Investment planning begins with identifying one’s financial goals, and then developing a plan to achieve those goals. In doing so, it usually involves evaluating their investments. In short, if one were to obtain a high rate of return, their portfolio will provide remarkable growth over time. However, if you want a high rate of return, you need to be prepared to take a lot of risk. Conversely, if you want little to no risk, then you won’t get very much for a rate of return. Well, most people are somewhere in the middle.
In fact, the single largest component of risk is time. For example, if you don’t need to access the money for 20 or 30 years or more, then you can afford to take market risk. However, if you need the money in less than 2 years, you can’t afford to take risk. After all, wouldn’t it be silly to invest money that you need in a year, and half of it has been lost when you need it?
When it comes to investing, it also needs to incorporate tax planning. Remember, it’s not how much you make, but how much you keep. Beyond the tax planning component, we also believe in the development of balanced, well-diversified portfolios that are fundamentally constructed to meet the client’s financial goals, as well as their risk tolerance and time horizon.
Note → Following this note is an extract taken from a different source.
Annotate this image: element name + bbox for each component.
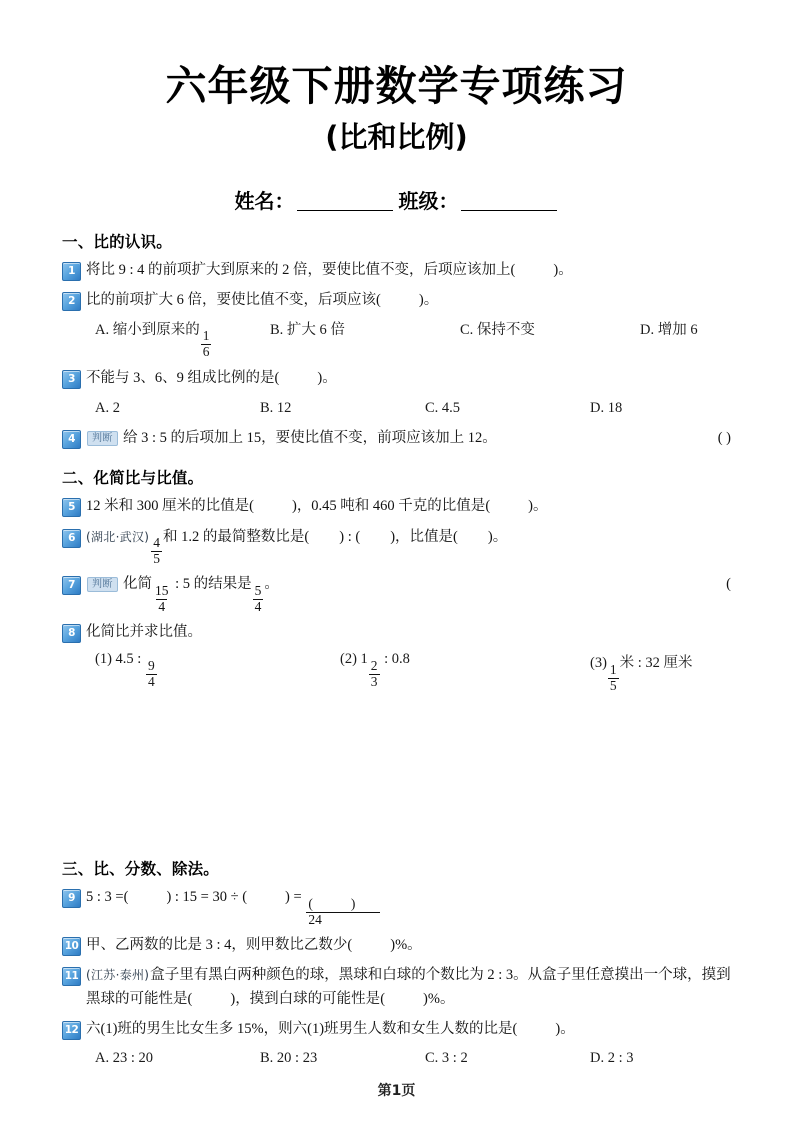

Oftentimes, we meet clients who have portfolios that contain seemingly 5 different investments, but upon further analysis, they have five different versions of the same investment and are subsequently not diversified.
In conclusion, we review our clients’ portfolios whether they are held through our firm or are held at their company’s 401K. Oftentimes, we find ourselves guiding our clients so that their 401K accounts are coordinated with investments held at our firm.